بِاسْمِهٖ سُبْحَانَهُ

Aziz, sıddık, vefadar ve şefkatli kardeşlerim!

İki gündür hem başımda hem âsabımda tesirli bir nezle ağrısı var. Böyle hallerde bir derece dostlarla görüşmekten teselli ve ünsiyet almaya ihtiyacım içinde acib tecrit ve yalnızlık vahşeti beni sıktı. Böyle bir nevi şekva kalbe geldi: “Neden bu tazip oluyor, hizmetimize faydası nedir?”

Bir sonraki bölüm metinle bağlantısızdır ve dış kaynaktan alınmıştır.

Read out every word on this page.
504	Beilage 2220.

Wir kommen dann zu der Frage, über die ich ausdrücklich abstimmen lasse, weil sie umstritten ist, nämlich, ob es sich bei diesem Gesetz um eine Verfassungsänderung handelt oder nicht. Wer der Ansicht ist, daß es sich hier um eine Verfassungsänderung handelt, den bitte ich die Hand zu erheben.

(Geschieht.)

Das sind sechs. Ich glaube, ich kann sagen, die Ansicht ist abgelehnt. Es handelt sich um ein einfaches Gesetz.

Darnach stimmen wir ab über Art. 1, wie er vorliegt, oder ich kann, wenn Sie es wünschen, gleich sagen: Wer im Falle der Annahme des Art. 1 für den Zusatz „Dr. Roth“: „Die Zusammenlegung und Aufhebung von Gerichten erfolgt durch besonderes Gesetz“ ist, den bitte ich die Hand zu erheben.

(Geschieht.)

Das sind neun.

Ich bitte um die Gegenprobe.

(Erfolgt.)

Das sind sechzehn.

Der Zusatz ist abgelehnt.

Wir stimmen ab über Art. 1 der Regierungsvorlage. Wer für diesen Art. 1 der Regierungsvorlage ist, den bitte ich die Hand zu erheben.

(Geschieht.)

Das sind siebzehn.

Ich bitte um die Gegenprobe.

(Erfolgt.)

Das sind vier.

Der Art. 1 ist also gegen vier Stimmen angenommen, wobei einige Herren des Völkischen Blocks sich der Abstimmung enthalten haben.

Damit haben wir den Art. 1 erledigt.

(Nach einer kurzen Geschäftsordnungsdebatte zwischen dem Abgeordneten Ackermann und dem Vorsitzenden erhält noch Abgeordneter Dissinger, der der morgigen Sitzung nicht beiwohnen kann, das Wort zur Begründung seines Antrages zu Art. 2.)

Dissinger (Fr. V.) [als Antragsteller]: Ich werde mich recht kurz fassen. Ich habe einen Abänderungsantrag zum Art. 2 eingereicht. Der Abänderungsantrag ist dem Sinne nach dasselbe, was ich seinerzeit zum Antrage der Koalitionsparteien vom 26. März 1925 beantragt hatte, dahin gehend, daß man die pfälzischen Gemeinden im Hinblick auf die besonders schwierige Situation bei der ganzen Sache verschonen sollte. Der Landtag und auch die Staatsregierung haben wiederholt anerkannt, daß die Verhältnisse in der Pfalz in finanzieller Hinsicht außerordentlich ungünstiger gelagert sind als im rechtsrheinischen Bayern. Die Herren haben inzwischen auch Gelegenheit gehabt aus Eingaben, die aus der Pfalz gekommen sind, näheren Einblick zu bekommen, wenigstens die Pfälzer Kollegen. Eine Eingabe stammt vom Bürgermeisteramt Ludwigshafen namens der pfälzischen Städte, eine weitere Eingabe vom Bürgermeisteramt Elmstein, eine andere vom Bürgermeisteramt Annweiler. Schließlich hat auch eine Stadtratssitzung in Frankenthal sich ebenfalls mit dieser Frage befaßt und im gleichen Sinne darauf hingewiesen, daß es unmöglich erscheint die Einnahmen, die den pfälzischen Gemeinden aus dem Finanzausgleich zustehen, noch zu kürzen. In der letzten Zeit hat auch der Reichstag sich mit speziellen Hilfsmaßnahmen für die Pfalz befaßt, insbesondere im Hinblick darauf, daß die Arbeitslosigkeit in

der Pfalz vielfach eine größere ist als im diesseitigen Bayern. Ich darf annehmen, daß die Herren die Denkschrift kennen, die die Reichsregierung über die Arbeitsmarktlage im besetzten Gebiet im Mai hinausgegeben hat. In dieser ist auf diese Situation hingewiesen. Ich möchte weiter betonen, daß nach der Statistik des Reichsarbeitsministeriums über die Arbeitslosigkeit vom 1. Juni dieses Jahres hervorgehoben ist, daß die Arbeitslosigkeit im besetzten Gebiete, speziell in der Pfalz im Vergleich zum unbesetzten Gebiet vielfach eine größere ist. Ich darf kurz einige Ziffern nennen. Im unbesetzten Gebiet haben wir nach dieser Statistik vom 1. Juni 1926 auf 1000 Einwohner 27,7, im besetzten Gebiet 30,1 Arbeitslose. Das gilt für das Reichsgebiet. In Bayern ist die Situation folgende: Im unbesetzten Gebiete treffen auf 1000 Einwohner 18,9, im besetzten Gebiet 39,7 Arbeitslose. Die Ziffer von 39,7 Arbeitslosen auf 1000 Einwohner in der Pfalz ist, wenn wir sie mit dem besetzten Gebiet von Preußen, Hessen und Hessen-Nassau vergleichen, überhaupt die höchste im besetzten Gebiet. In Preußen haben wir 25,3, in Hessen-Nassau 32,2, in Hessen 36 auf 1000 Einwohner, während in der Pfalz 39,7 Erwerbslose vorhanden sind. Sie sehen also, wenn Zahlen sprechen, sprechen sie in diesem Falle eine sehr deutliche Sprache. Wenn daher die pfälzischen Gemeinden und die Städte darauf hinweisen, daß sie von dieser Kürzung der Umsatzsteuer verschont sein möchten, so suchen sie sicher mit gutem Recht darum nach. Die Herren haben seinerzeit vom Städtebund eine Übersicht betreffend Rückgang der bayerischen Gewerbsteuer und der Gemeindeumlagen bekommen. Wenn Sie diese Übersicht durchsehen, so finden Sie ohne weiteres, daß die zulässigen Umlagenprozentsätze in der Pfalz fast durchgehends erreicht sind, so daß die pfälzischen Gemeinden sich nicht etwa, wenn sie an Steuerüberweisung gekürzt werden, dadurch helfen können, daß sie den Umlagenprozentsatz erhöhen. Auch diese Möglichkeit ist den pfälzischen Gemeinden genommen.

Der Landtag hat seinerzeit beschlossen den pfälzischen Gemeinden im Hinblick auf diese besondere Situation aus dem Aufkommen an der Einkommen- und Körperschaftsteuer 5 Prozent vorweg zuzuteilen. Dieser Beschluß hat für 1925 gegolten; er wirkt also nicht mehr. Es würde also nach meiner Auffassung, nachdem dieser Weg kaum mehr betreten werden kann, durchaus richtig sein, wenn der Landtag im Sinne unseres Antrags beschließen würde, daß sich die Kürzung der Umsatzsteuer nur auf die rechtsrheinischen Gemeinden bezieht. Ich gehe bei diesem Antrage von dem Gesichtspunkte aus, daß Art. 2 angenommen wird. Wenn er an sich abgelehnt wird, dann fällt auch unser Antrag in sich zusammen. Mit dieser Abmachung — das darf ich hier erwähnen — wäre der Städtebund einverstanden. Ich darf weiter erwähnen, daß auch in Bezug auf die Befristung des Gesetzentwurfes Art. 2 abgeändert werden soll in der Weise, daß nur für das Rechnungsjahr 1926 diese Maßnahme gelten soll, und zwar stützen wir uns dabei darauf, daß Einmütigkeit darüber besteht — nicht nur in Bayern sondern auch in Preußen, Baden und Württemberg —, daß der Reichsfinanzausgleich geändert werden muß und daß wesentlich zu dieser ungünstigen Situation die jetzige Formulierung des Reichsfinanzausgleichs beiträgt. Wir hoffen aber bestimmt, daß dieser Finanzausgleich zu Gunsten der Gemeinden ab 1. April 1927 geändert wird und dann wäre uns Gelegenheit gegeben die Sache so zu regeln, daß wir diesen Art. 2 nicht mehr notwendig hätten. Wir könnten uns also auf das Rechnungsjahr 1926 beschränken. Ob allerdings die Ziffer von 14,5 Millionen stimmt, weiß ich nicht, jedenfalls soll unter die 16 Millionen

Birden bu sabah kalbe ihtar edildi ki: Siz bu şiddetli imtihana girmek ve inceden inceye sizi kaç defa “Altın mı, bakır mı?” diye mihenge vurmak ve her cihette sizi insafsızca tecrübe etmek ve nefislerinizin hisseleri ve desiseleri var mı yok mu üç dört eleklerle elenmek; hâlisane, sırf hak ve hakikat namına olan hizmetinize pek çok lüzumu vardı ki kader-i İlahî ve inayet-i Rabbaniye müsaade ediyor.

Çünkü böyle meydan-ı imtihanda inatçı ve bahaneci insafsız muarızların karşısında teşhir edilmesinden herkes anladı ki: Hiçbir hile, hiçbir enaniyet, hiçbir garaz, hiçbir dünyevî, uhrevî ve şahsî menfaat karışmayarak tam hâlis, hak ve hakikatten geliyor.